After my multiple visits to AgeWell, my eyes have been opened to just how extensive the deterioration has become, due to their very detailed testing, discussions and suggestions. It has been of immense value to me, as well as to my children, as to just where we are in the process and more importantly where we are going and what to expect.

What is the biggest challenge for you as your wife’s care partner? As a man in particular, have you found any issues in caring for your wife?

The biggest challenge I have experienced thus far has been convincing her to give up driving, which unfortunately I could never accomplish, resulting in my having to just make the decision to turn the car in. As far as challenges from the male care partner perspective, the obvious ones were to try to take over some of my wife’s previous duties (cooking, grocery shopping, trying to keep up with family birthdays, shopping for clothes and feminine products, etc.). Thankfully, my daughter has provided assistance in these efforts. When I have semi-emergencies, there are a few close, local females who have kindly helped to direct me. Socially, our schedule has become somewhat limited since it seems that meeting new groups is something that is quite challenging, so we pretty much only socialize with family when they are down or very close friends.

What do you wish more people understood about the experience you are having?

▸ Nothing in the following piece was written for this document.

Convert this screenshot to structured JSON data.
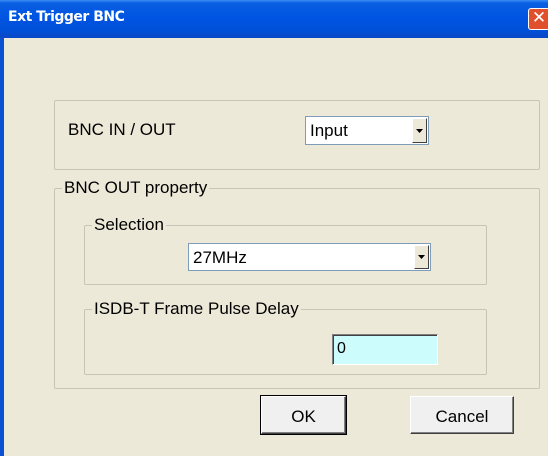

I was sadly lacking in the specifics of everyday symptoms as well as appropriate behavior in dealing with ongoing changes. I was fortunate to meet the wonderful staff at the Baptist AgeWell Center for Senior Health, who not only are amazingly knowledgeable about the illness and its ramifications, but also have remarkable patience and empathy in dealing with both the patient and the caregiver. I feel so fortunate that they were able to accommodate me and my wife in this way. I wish most people understood more about the entire process and that the AgeWell Center for Senior Health exists. Secondly, I find that the continual stress of almost constant and ongoing supervision to be the most difficult problem for me.

What do you most need as you care for Jane?

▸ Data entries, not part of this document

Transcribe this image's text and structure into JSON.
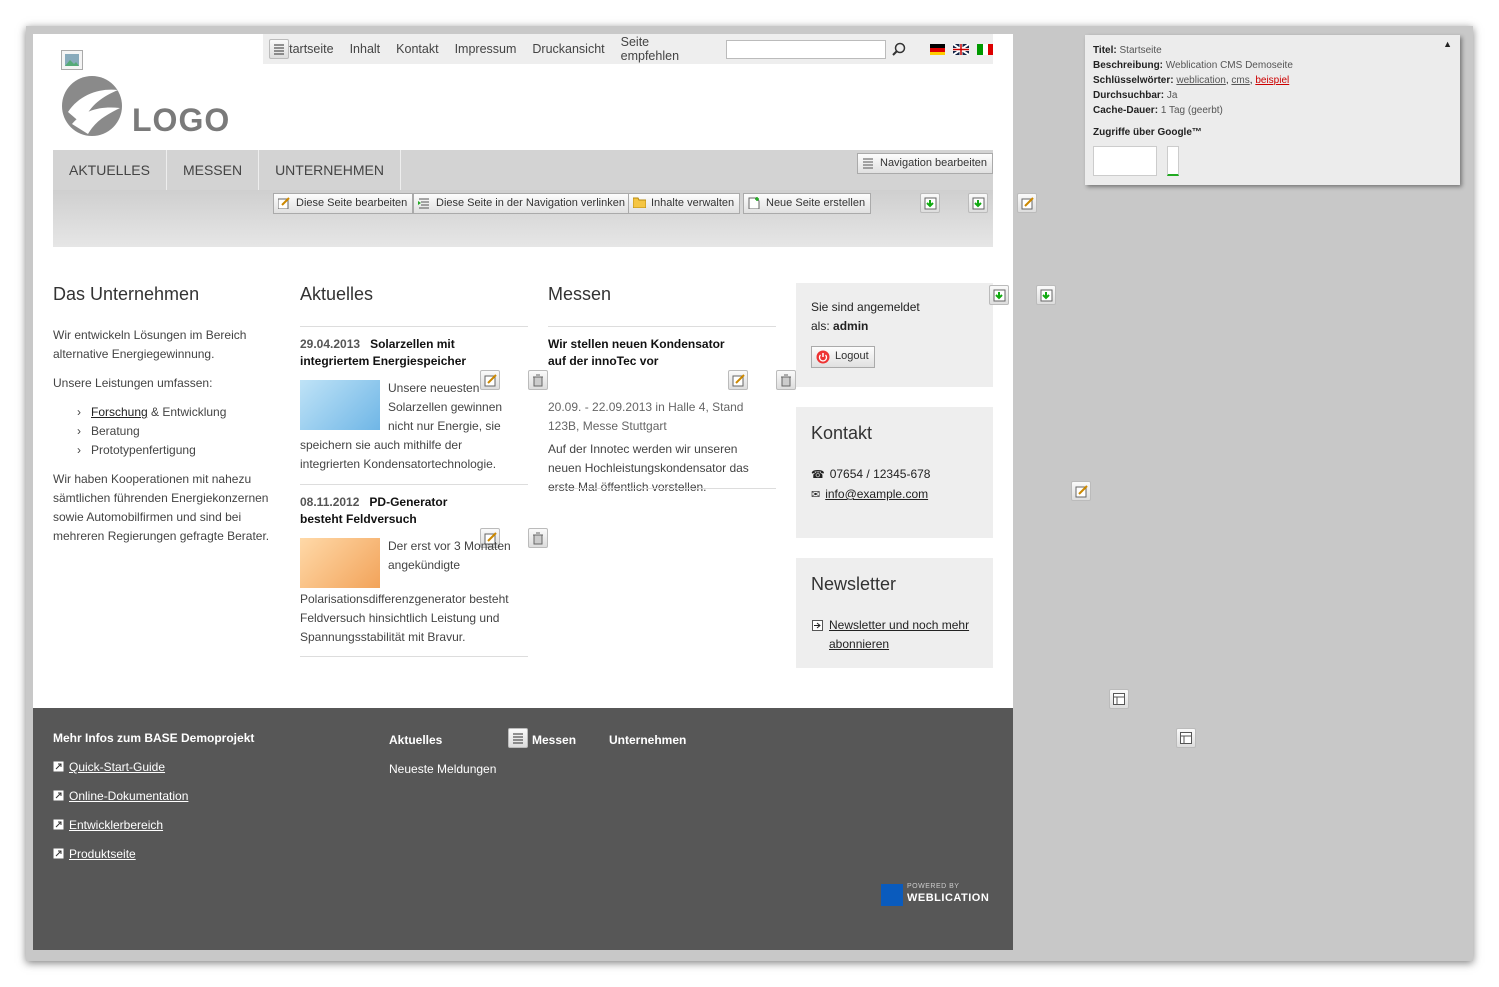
{
  "topnav": {
    "items": [
      "Startseite",
      "Inhalt",
      "Kontakt",
      "Impressum",
      "Druckansicht",
      "Seite empfehlen"
    ],
    "search_placeholder": ""
  },
  "logo": {
    "text": "LOGO"
  },
  "mainnav": {
    "items": [
      "AKTUELLES",
      "MESSEN",
      "UNTERNEHMEN"
    ],
    "edit_nav": "Navigation bearbeiten"
  },
  "toolbar": {
    "edit_page": "Diese Seite bearbeiten",
    "link_nav": "Diese Seite in der Navigation verlinken",
    "manage": "Inhalte verwalten",
    "new_page": "Neue Seite erstellen"
  },
  "col1": {
    "title": "Das Unternehmen",
    "p1": "Wir entwickeln Lösungen im Bereich alternative Energiegewinnung.",
    "p2": "Unsere Leistungen umfassen:",
    "list": [
      {
        "link": "Forschung",
        "rest": " & Entwicklung"
      },
      {
        "link": "",
        "rest": "Beratung"
      },
      {
        "link": "",
        "rest": "Prototypenfertigung"
      }
    ],
    "p3": "Wir haben Kooperationen mit nahezu sämtlichen führenden Energiekonzernen sowie Automobilfirmen und sind bei mehreren Regierungen gefragte Berater."
  },
  "col2": {
    "title": "Aktuelles",
    "items": [
      {
        "date": "29.04.2013",
        "title": "Solarzellen mit integriertem Energiespeicher",
        "text_side": "Unsere neuesten Solarzellen gewinnen nicht nur Energie, sie",
        "text_rest": "speichern sie auch mithilfe der integrierten Kondensatortechnologie."
      },
      {
        "date": "08.11.2012",
        "title": "PD-Generator besteht Feldversuch",
        "text_side": "Der erst vor 3 Monaten angekündigte",
        "text_rest": "Polarisationsdifferenzgenerator besteht Feldversuch hinsichtlich Leistung und Spannungsstabilität mit Bravur."
      }
    ]
  },
  "col3": {
    "title": "Messen",
    "item": {
      "title": "Wir stellen neuen Kondensator auf der innoTec vor",
      "meta": "20.09. - 22.09.2013 in Halle 4, Stand 123B, Messe Stuttgart",
      "text": "Auf der Innotec werden wir unseren neuen Hochleistungskondensator das erste Mal öffentlich vorstellen."
    }
  },
  "login": {
    "line1": "Sie sind angemeldet",
    "prefix": "als: ",
    "user": "admin",
    "logout": "Logout"
  },
  "contact": {
    "title": "Kontakt",
    "phone": "07654 / 12345-678",
    "email": "info@example.com"
  },
  "newsletter": {
    "title": "Newsletter",
    "link": "Newsletter und noch mehr abonnieren"
  },
  "footer": {
    "title": "Mehr Infos zum BASE Demoprojekt",
    "links": [
      "Quick-Start-Guide",
      "Online-Dokumentation",
      "Entwicklerbereich",
      "Produktseite"
    ],
    "cols": [
      "Aktuelles",
      "Messen",
      "Unternehmen"
    ],
    "sub": "Neueste Meldungen",
    "powered": "POWERED BY",
    "brand": "WEBLICATION"
  },
  "info": {
    "title_label": "Titel:",
    "title_value": "Startseite",
    "desc_label": "Beschreibung:",
    "desc_value": "Weblication CMS Demoseite",
    "kw_label": "Schlüsselwörter:",
    "kw": [
      "weblication",
      "cms",
      "beispiel"
    ],
    "search_label": "Durchsuchbar:",
    "search_value": "Ja",
    "cache_label": "Cache-Dauer:",
    "cache_value": "1 Tag (geerbt)",
    "google": "Zugriffe über Google™"
  },
  "colors": {
    "footer": "#575757",
    "nav": "#d3d3d3",
    "keyword_red": "#cc0000"
  }
}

I most need direction. Right now, I could use a little more time to be free from the constancy of the necessary supervision required. However, since as I've mentioned previously, my children are all living in other states. I feel my wife would not readily accept any outside assistance. So, for now, I feel I must deal with the status quo.

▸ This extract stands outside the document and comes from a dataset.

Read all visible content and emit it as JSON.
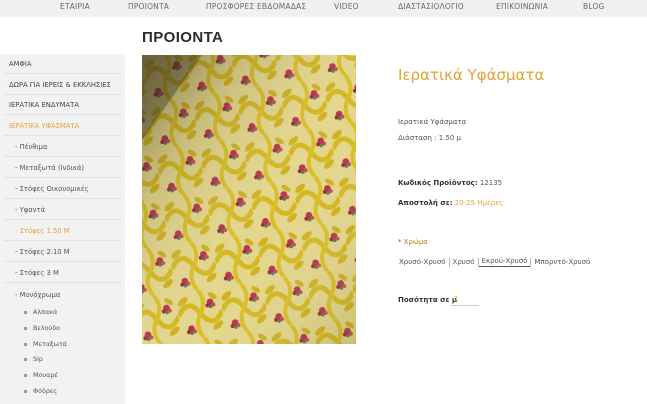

However, and more importantly, I am well aware that this problem will deteriorate at its own pace, whatever that may be, and my most pressing concern and need is to have some sort of pre-determined plan to deal with an immediate, unexpected emergency of my becoming disabled or worse as to whom will step in until my family can decide on what would be the next step. My wife at this point, if left to her own devices even for a short period (minutes or hours), could be in immediate risk. At her present level of cognizance though, I cannot in good conscience even consider moving her to a memory care facility, so I think this is where some hard decisions have to be made. Unless I learn of some other options it will probably boil down to picking the best of the worst choices.